John Madden Hated Calling Dallas Cowboys Games Long Before He Began Traveling in a Bus

By the early 1980s, the Dallas Cowboys had cemented themselves as America’s Team and the face of professional football. Although that proved excellent for the likes of Roger Staubach and Tom Landry, John Madden couldn’t say the same thing.

By that point, Madden’s coaching days were over, and the Super Bowl 11 champion instead spent his Sundays in the broadcast booth for CBS. For as much as he enjoyed traveling and analyzing football games, the former AFL Coach of the Year utterly despised calling Cowboys games.

John Madden hated calling Dallas Cowboys games because of the hotels

NFL legend John Madden, seen in 2002, hated calling Dallas Cowboys games.
John Madden wasn’t smiling when he needed to travel to Dallas Cowboys games | Craig Sjodin/ABC/Walt Disney Television via Getty Images

Younger NFL fans might be surprised to know what the league’s climate looked like in the early 1980s.
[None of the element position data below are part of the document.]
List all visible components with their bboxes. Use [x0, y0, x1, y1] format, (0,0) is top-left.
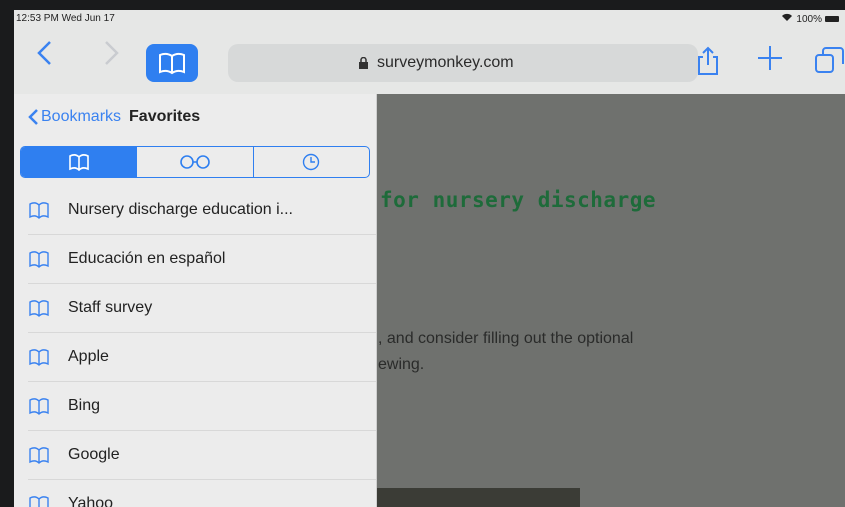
bookmarks-back-button[interactable]: Bookmarks: [28, 108, 121, 126]
book-icon: [28, 495, 68, 507]
ipad-screen: 12:53 PM Wed Jun 17 100% surveymonkey.co…: [14, 10, 845, 507]
bookmark-label: Bing: [68, 397, 101, 414]
page-headline: for nursery discharge: [380, 188, 657, 212]
battery-indicator: 100%: [781, 13, 839, 25]
back-button[interactable]: [36, 40, 54, 71]
new-tab-button[interactable]: [756, 44, 784, 78]
status-time: 12:53 PM Wed Jun 17: [16, 13, 115, 24]
address-bar[interactable]: surveymonkey.com: [228, 44, 698, 82]
book-icon: [28, 299, 68, 317]
tab-bookmarks[interactable]: [21, 147, 137, 177]
bookmark-item[interactable]: Nursery discharge education i...: [28, 186, 376, 235]
bookmarks-button[interactable]: [146, 44, 198, 82]
page-body-text: , and consider filling out the optional: [378, 330, 634, 347]
reading-list-glasses-icon: [180, 155, 210, 169]
bookmark-item[interactable]: Bing: [28, 382, 376, 431]
plus-icon: [758, 46, 782, 70]
url-text: surveymonkey.com: [377, 54, 514, 71]
history-clock-icon: [303, 153, 320, 171]
book-icon: [28, 348, 68, 366]
bookmarks-list: Nursery discharge education i... Educaci…: [14, 186, 376, 507]
page-image: [376, 488, 580, 507]
tab-reading-list[interactable]: [136, 147, 252, 177]
bookmark-item[interactable]: Apple: [28, 333, 376, 382]
share-button[interactable]: [696, 46, 720, 81]
chevron-left-icon: [28, 109, 38, 125]
tab-history[interactable]: [252, 147, 369, 177]
bookmark-label: Nursery discharge education i...: [68, 201, 293, 218]
book-icon: [68, 154, 89, 171]
bookmark-item[interactable]: Yahoo: [28, 480, 376, 507]
page-body-text: ewing.: [378, 356, 425, 373]
sidebar-title: Favorites: [129, 108, 201, 125]
share-icon: [698, 46, 718, 75]
battery-icon: [825, 16, 839, 22]
bookmarks-sidebar: Bookmarks Favorites Nursery discharge ed…: [14, 94, 377, 507]
bookmark-label: Educación en español: [68, 250, 226, 267]
web-page-content: for nursery discharge , and consider fil…: [376, 94, 845, 507]
browser-toolbar: surveymonkey.com: [14, 30, 845, 94]
battery-percent: 100%: [796, 13, 822, 25]
book-icon: [28, 250, 68, 268]
sidebar-header: Bookmarks Favorites: [28, 108, 200, 126]
forward-button[interactable]: [102, 40, 120, 71]
chevron-left-icon: [37, 41, 51, 65]
book-icon: [159, 52, 185, 75]
wifi-icon: [781, 13, 793, 25]
bookmark-item[interactable]: Staff survey: [28, 284, 376, 333]
book-icon: [28, 446, 68, 464]
chevron-right-icon: [105, 41, 119, 65]
bookmark-label: Apple: [68, 348, 109, 365]
book-icon: [28, 397, 68, 415]
bookmarks-back-label: Bookmarks: [41, 108, 122, 125]
bookmark-label: Google: [68, 446, 120, 463]
lock-icon: [359, 56, 368, 69]
tabs-overview-button[interactable]: [814, 46, 844, 81]
bookmark-item[interactable]: Educación en español: [28, 235, 376, 284]
bookmark-label: Yahoo: [68, 495, 114, 507]
status-bar: 12:53 PM Wed Jun 17 100%: [14, 10, 845, 30]
sidebar-segmented-control: [20, 146, 370, 178]
tabs-icon: [815, 47, 844, 73]
bookmark-item[interactable]: Google: [28, 431, 376, 480]
bookmark-label: Staff survey: [68, 299, 153, 316]
book-icon: [28, 201, 68, 219]
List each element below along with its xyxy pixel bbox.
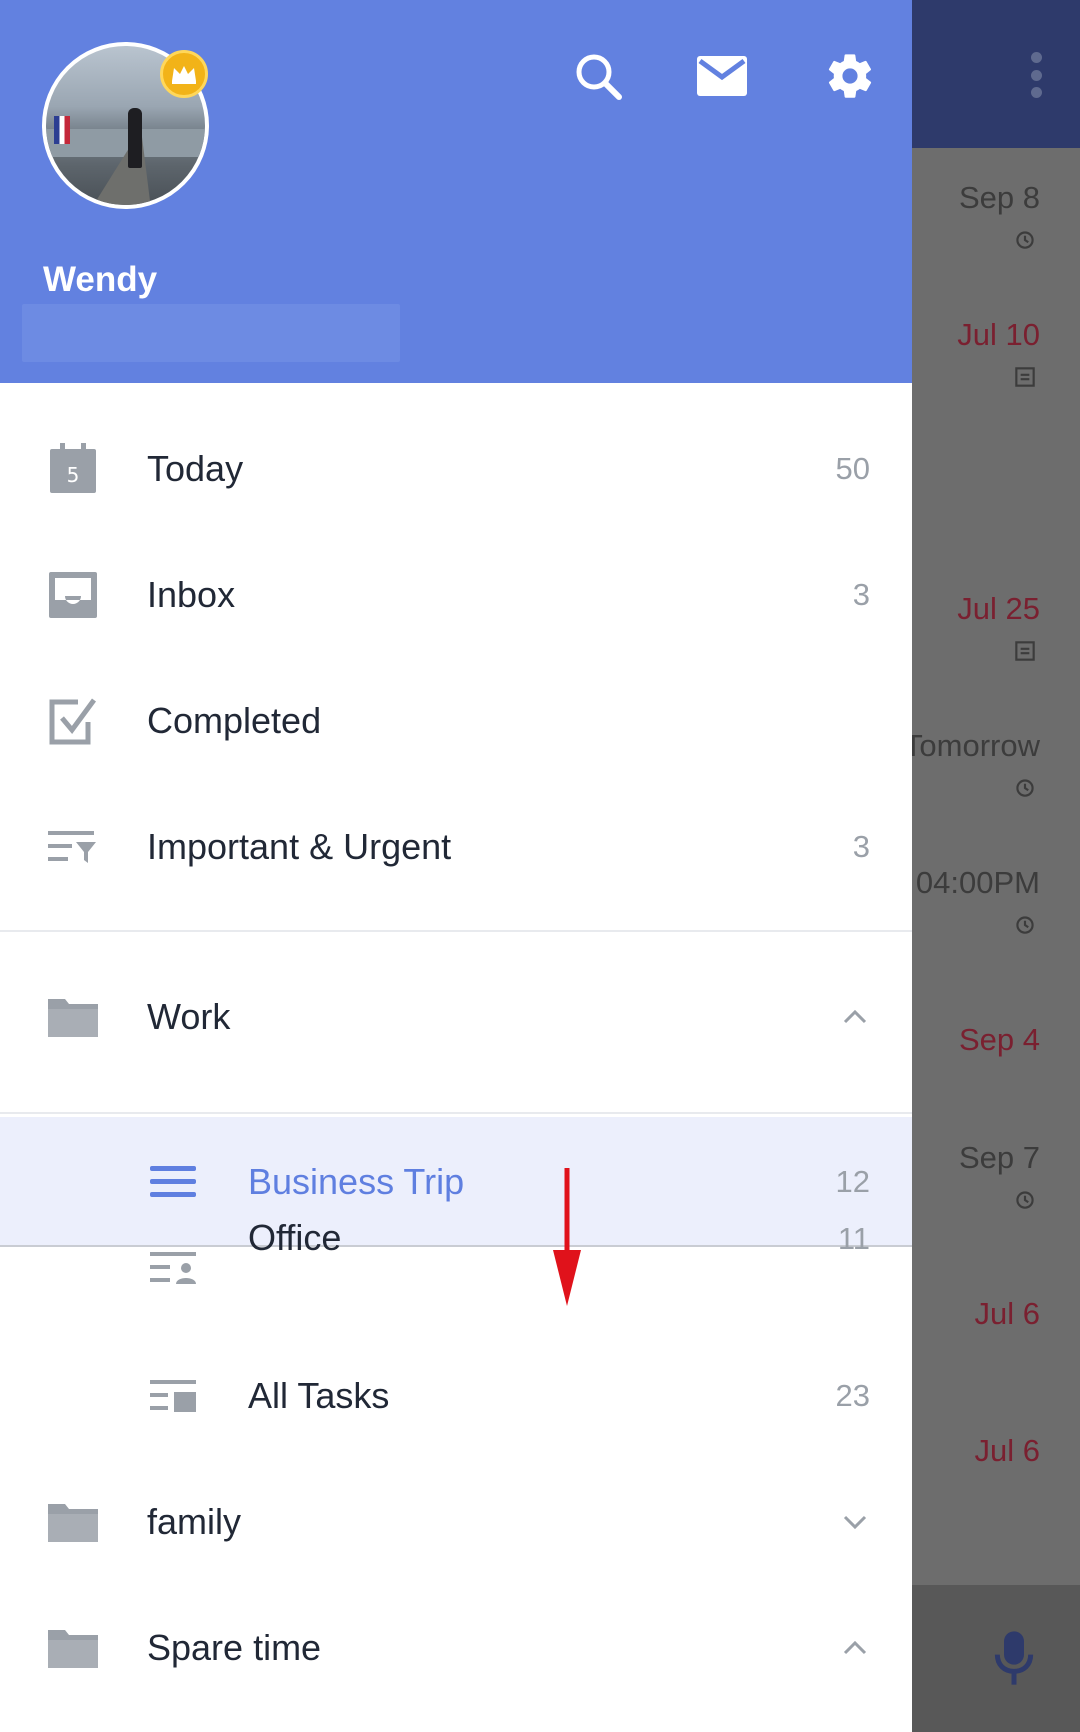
task-date: 04:00PM [915,865,1040,900]
menu-item-today[interactable]: 5 Today 50 [0,406,912,532]
list-count: 23 [835,1378,870,1413]
search-icon[interactable] [570,48,626,104]
alarm-icon [1016,231,1034,249]
folder-icon [46,990,100,1044]
all-tasks-icon [146,1369,200,1423]
user-name: Wendy [43,260,158,299]
menu-count: 3 [852,829,870,864]
alarm-icon [1016,779,1034,797]
list-count: 12 [835,1164,870,1199]
folder-label: Work [147,996,231,1037]
task-date: Jul 25 [957,591,1040,626]
note-icon [1015,641,1035,661]
inbox-icon [46,568,100,622]
mail-icon[interactable] [694,48,750,104]
list-label: All Tasks [248,1375,390,1416]
divider [0,930,912,932]
settings-icon[interactable] [822,48,878,104]
navigation-drawer: Wendy 5 Today 50 Inbox 3 Completed Impor… [0,0,912,1732]
task-date: Jul 6 [974,1433,1040,1468]
menu-count: 50 [835,451,870,486]
alarm-icon [1016,916,1034,934]
office-list-icon [146,1241,200,1295]
drawer-header: Wendy [0,0,912,383]
task-date: Tomorrow [903,728,1040,763]
task-date: Sep 7 [958,1140,1040,1175]
menu-item-completed[interactable]: Completed [0,658,912,784]
task-date: Sep 4 [958,1022,1040,1057]
overflow-menu-icon [1030,52,1042,98]
folder-label: family [147,1501,242,1542]
menu-item-important-urgent[interactable]: Important & Urgent 3 [0,784,912,910]
folder-work[interactable]: Work [0,954,912,1080]
menu-label: Important & Urgent [147,826,452,867]
menu-item-inbox[interactable]: Inbox 3 [0,532,912,658]
chevron-down-icon[interactable] [842,1514,868,1530]
menu-label: Today [147,448,244,489]
chevron-up-icon[interactable] [842,1640,868,1656]
list-item-all-tasks[interactable]: All Tasks 23 [0,1333,912,1459]
menu-label: Inbox [147,574,236,615]
task-date: Jul 10 [957,317,1040,352]
list-label: Office [248,1217,342,1258]
user-email-redacted [22,304,400,362]
microphone-icon [994,1631,1034,1685]
folder-label: Spare time [147,1627,322,1668]
menu-label: Completed [147,700,322,741]
menu-count: 3 [852,577,870,612]
calendar-day: 5 [67,463,80,487]
list-icon [146,1155,200,1209]
calendar-icon: 5 [46,442,100,496]
filter-list-icon [46,820,100,874]
folder-family[interactable]: family [0,1459,912,1585]
folder-icon [46,1621,100,1675]
list-count: 11 [837,1221,870,1256]
folder-icon [46,1495,100,1549]
checkbox-icon [46,694,100,748]
crown-icon [160,50,208,98]
folder-spare-time[interactable]: Spare time [0,1585,912,1711]
list-label: Business Trip [248,1161,465,1202]
note-icon [1015,367,1035,387]
list-item-office[interactable]: Office 11 [0,1207,912,1333]
task-date: Sep 8 [958,180,1040,215]
chevron-up-icon[interactable] [842,1009,868,1025]
alarm-icon [1016,1191,1034,1209]
divider [0,1112,912,1114]
task-date: Jul 6 [974,1296,1040,1331]
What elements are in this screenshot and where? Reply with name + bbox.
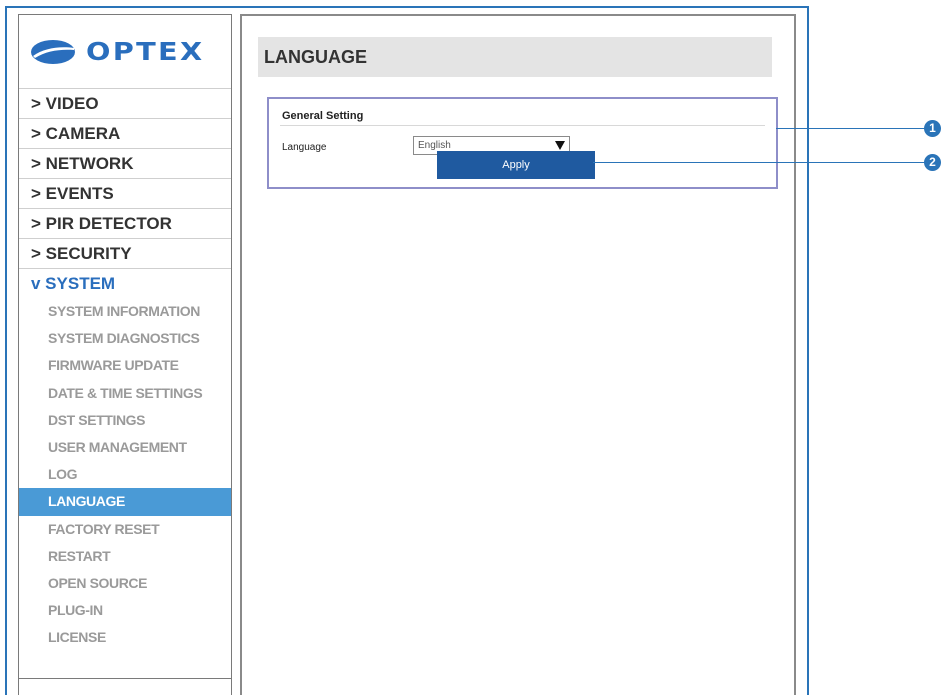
submenu-license[interactable]: LICENSE (19, 624, 231, 651)
sidebar-item-events[interactable]: > EVENTS (19, 178, 231, 208)
sidebar-item-video[interactable]: > VIDEO (19, 88, 231, 118)
submenu-system-diagnostics[interactable]: SYSTEM DIAGNOSTICS (19, 325, 231, 352)
main-content: LANGUAGE General Setting Language Englis… (240, 14, 796, 695)
brand-logo[interactable]: OPTEX (19, 15, 231, 88)
language-select-value: English (418, 140, 451, 151)
logo-text: OPTEX (86, 37, 205, 66)
callout-badge-2: 2 (924, 154, 941, 171)
submenu-plug-in[interactable]: PLUG-IN (19, 597, 231, 624)
callout-badge-1: 1 (924, 120, 941, 137)
language-label: Language (282, 142, 327, 153)
system-submenu: SYSTEM INFORMATION SYSTEM DIAGNOSTICS FI… (19, 298, 231, 651)
submenu-system-information[interactable]: SYSTEM INFORMATION (19, 298, 231, 325)
sidebar-item-security[interactable]: > SECURITY (19, 238, 231, 268)
callout-line-2 (593, 162, 926, 163)
sidebar-item-system[interactable]: v SYSTEM (19, 268, 231, 298)
logo-mark-icon (31, 39, 75, 64)
sidebar-item-network[interactable]: > NETWORK (19, 148, 231, 178)
submenu-restart[interactable]: RESTART (19, 543, 231, 570)
submenu-factory-reset[interactable]: FACTORY RESET (19, 516, 231, 543)
submenu-firmware-update[interactable]: FIRMWARE UPDATE (19, 352, 231, 379)
dropdown-arrow-icon (555, 141, 565, 150)
submenu-user-management[interactable]: USER MANAGEMENT (19, 434, 231, 461)
callout-line-1 (776, 128, 926, 129)
sidebar-nav: > VIDEO > CAMERA > NETWORK > EVENTS > PI… (19, 88, 231, 298)
apply-button[interactable]: Apply (437, 151, 595, 179)
page-title: LANGUAGE (258, 37, 772, 77)
setting-divider (280, 125, 765, 126)
submenu-language[interactable]: LANGUAGE (19, 488, 231, 516)
submenu-log[interactable]: LOG (19, 461, 231, 488)
submenu-date-time-settings[interactable]: DATE & TIME SETTINGS (19, 380, 231, 407)
sidebar: OPTEX > VIDEO > CAMERA > NETWORK > EVENT… (18, 14, 232, 695)
sidebar-item-pir-detector[interactable]: > PIR DETECTOR (19, 208, 231, 238)
submenu-open-source[interactable]: OPEN SOURCE (19, 570, 231, 597)
sidebar-item-camera[interactable]: > CAMERA (19, 118, 231, 148)
sidebar-bottom-divider (19, 678, 231, 679)
general-setting-title: General Setting (282, 110, 364, 122)
submenu-dst-settings[interactable]: DST SETTINGS (19, 407, 231, 434)
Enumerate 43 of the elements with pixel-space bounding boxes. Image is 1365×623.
Consider that the New York Jets still played in New York — they shared Shea Stadium with the Mets in a perfect marriage of lovable losers and tortured fanbases — and the Seattle Seahawks were an AFC team.

Much like today, however, the Dallas Cowboys were a national draw. The franchise won two Super Bowl titles in the 1970s and consistently appeared in the postseason before ineffective drafting and stubborn management led to Jerry Jones’ arrival as the owner in 1989.

Everyone wanted a piece of the Cowboys, which created problems for Madden. In a 1982 interview with Sports Illustrated, the beloved announcer said he disliked jumping through so many hoops when he needed to work a Cowboys game.

“The thing I hate about doing one of their games is that they lead the league in lobbies. Normally, there’ll be 30 or 40 people milling around the lobby where a team’s staying. When the Cowboys are in a hotel, it’ll be more like 500. You can’t even get in the damn dining room. You have to call room service.”

John Madden

Considering that Madden called NFL games until his retirement in April 2009, it’s safe to say those packed hotels didn’t scare him away.

Madden called many notable Cowboys games over the years

Despite working as an NFL announcer for 30 years, Madden never served as the color commentator in a Super Bowl featuring the Dallas Cowboys. Whether that’s poor timing or an indictment of the Cowboys is up to you.

However, he did work plenty of memorable games involving America’s Team. His role on Fox’s No. 1 broadcast team in the 1990s allowed him to see the Cowboys play on Thanksgiving every other year. Madden and Pat Summerall watched Minnesota Vikings rookie receiver Randy Moss torch the home team for 163 yards and three touchdowns on Nov. 26, 1998.

Four years earlier, future Cowboys head coach Jason Garrett, Dallas’ third-string quarterback at the time, outdueled Green Bay Packers quarterback Brett Favre in a 42-31 victory on Nov. 24, 1994. 

While at NBC in January 2007, Madden served as the color voice for a Cowboys-Seahawks wild-card matchup. Cowboys quarterback Tony Romo famously botched the hold on what would have been a game-winning 19-yard field goal with 1:19 left, and Seattle hung on for the 21-20 victory.

Packed hotels weren’t the only difficult part of Madden’s travel schedule

For most of his broadcasting career, Madden didn’t only have production meetings and packed hotels to worry about each week. He needed to make sure his bus, the infamous Madden Cruiser, made it to the game in time.

Madden, who disliked flying because of claustrophobia, began traveling the country in a Greyhound bus from 1987 through his final game in February 2009. The original Madden Cruiser moved to the Pro Football Hall of Fame in 2018.

For his sake, we hope Madden at least had the space to comfortably eat and even sleep in his bus when he worked Cowboys games.

So here we have a Super Bowl-winning coach who complained about hotels and didn’t like flying. Let this serve as a reminder that celebrities are just like us, even if they’re in the broadcast booth each Sunday and not on the couch.